Juniper hardware recommendation

Jean St-Laurent jean at ddostest.me
Mon May 17 10:42:20 UTC 2021


Good monitoring softwares allow to do "preprocessing" before storing the monitored data in database.

Saku's formula should work well in this case.

I use Zabbix for monitoring big infrastructure. It has many advantages like:

- Push or pull metrics (dmz friendly)
- Can use many proxies (scale well)
- preprocessing of data (fix vendors mess)
- alert based on business logic through templates ( proactive instead of reactive)
- open source and have enterprise support (always nice to be able to call 1800 zabbix in case of emergency)
- agent, agentless, discovery, snmp, java/jmx, telnet, ipmi, web scenarios, etc (never face a coirner-case that can't be monitored so far)

Really awesome at infrastructure level.

Jean

-----Original Message-----
From: NANOG <nanog-bounces+jean=ddostest.me at nanog.org> On Behalf Of Saku Ytti
Sent: May 17, 2021 3:34 AM
To: Sander Steffann <sander at steffann.nl>
Cc: Michael Fiumano <mfiumano2 at gmail.com>; nanog list <nanog at nanog.org>
Subject: Re: Juniper hardware recommendation

On Mon, 17 May 2021 at 00:22, Sander Steffann <sander at steffann.nl> wrote:

> How do you normalise?

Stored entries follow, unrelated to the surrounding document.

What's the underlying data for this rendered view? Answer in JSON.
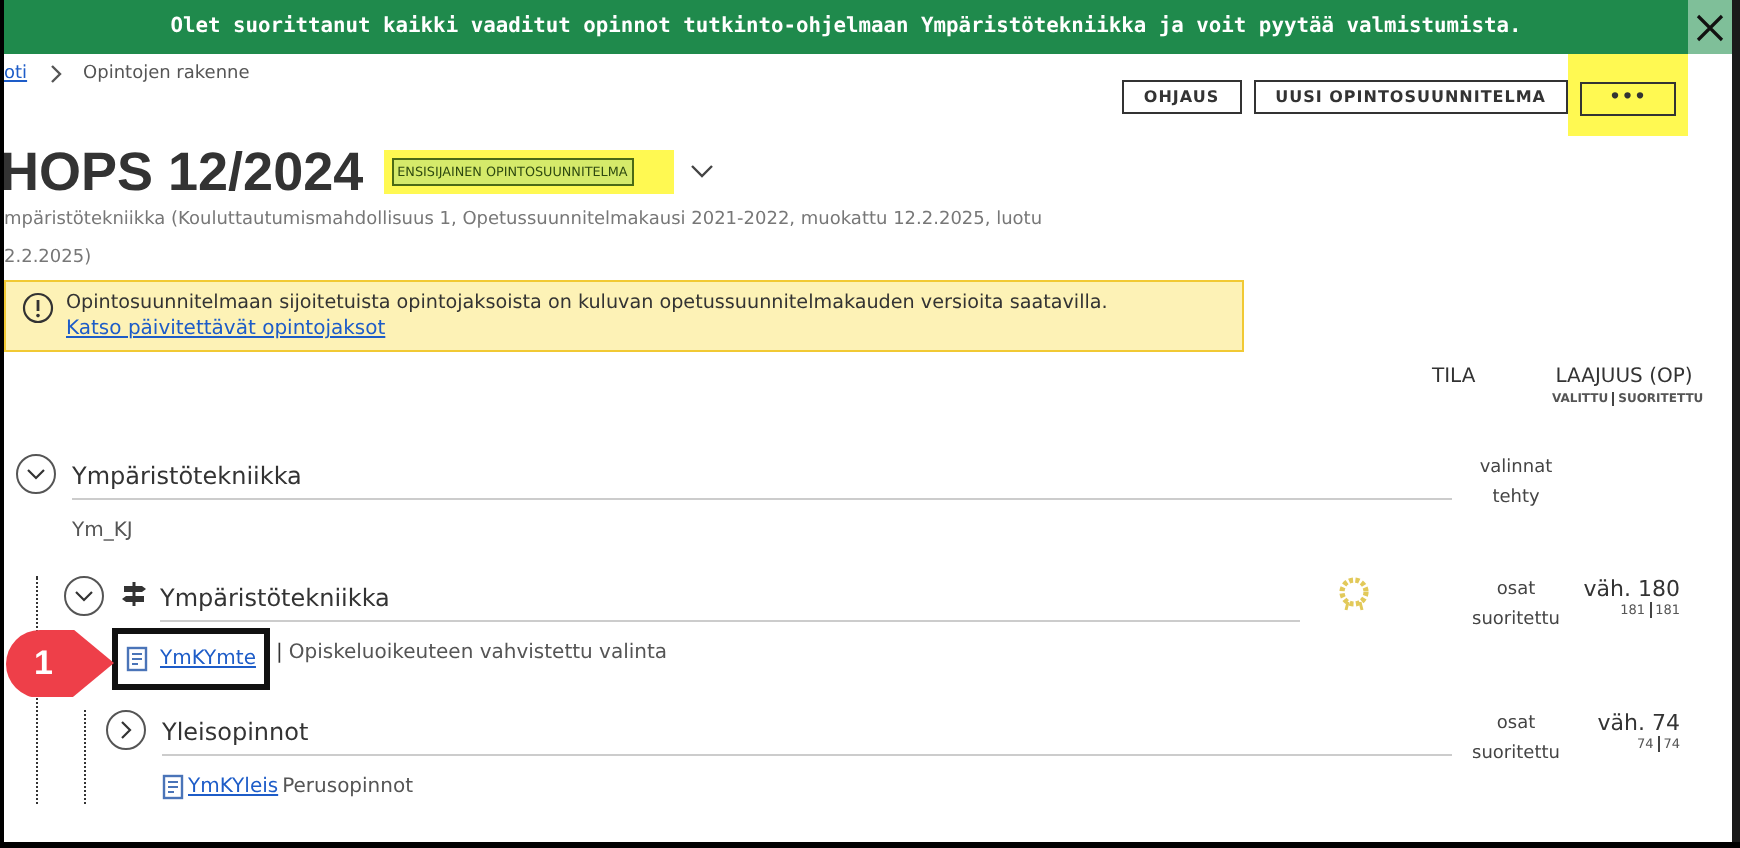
{
  "banner": {
    "text": "Olet suorittanut kaikki vaaditut opinnot tutkinto-ohjelmaan Ympäristötekniikka ja voit pyytää valmistumista."
  },
  "breadcrumb": [
    {
      "label": "oti",
      "link": true
    },
    {
      "label": "Opintojen rakenne",
      "link": false
    }
  ],
  "actions": [
    {
      "label": "OHJAUS",
      "kind": "text",
      "highlighted": false
    },
    {
      "label": "UUSI OPINTOSUUNNITELMA",
      "kind": "text",
      "highlighted": false
    },
    {
      "label": "•••",
      "kind": "more",
      "highlighted": true
    }
  ],
  "title": "HOPS 12/2024",
  "badge": {
    "label": "ENSISIJAINEN OPINTOSUUNNITELMA",
    "highlighted": true
  },
  "subtitle": [
    "mpäristötekniikka (Kouluttautumismahdollisuus 1, Opetussuunnitelmakausi 2021-2022, muokattu 12.2.2025, luotu",
    "2.2.2025)"
  ],
  "notice": {
    "text": "Opintosuunnitelmaan sijoitetuista opintojaksoista on kuluvan opetussuunnitelmakauden versioita saatavilla.",
    "link": "Katso päivitettävät opintojaksot"
  },
  "columns": {
    "status": "TILA",
    "credits": "LAAJUUS (OP)",
    "selected": "VALITTU",
    "completed": "SUORITETTU"
  },
  "tree": [
    {
      "title": "Ympäristötekniikka",
      "expanded": true,
      "code": "Ym_KJ",
      "code_link": false,
      "status": "valinnat tehty",
      "children": [
        {
          "title": "Ympäristötekniikka",
          "expanded": true,
          "signpost": true,
          "award": true,
          "code": "YmKYmte",
          "code_link": true,
          "separator": "|",
          "description": "Opiskeluoikeuteen vahvistettu valinta",
          "annotation": "1",
          "status": "osat suoritettu",
          "credits": "väh. 180",
          "selected": "181",
          "completed": "181",
          "children": [
            {
              "title": "Yleisopinnot",
              "expanded": false,
              "code": "YmKYleis",
              "code_link": true,
              "description": "Perusopinnot",
              "status": "osat suoritettu",
              "credits": "väh. 74",
              "selected": "74",
              "completed": "74"
            }
          ]
        }
      ]
    }
  ]
}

Use L2 or L3 octets stats, and use the number of 
> packets to calculate the L2 and/or L1 overhead the stats are missing?
> Or do you have a better way?

That's the way one of my employers did it, and I can't think of a better way.

bytes += PPS*overhead

Overhead is likely 20bytes (preamble, SFD, ifg). But it could also be 24B (FCS/CRC might be missing in what otherwise is claimed to be L2).
You may need a lab to confirm what exactly is being counted.

This adjustment could be in DB or it could be render-time, both have pro and con.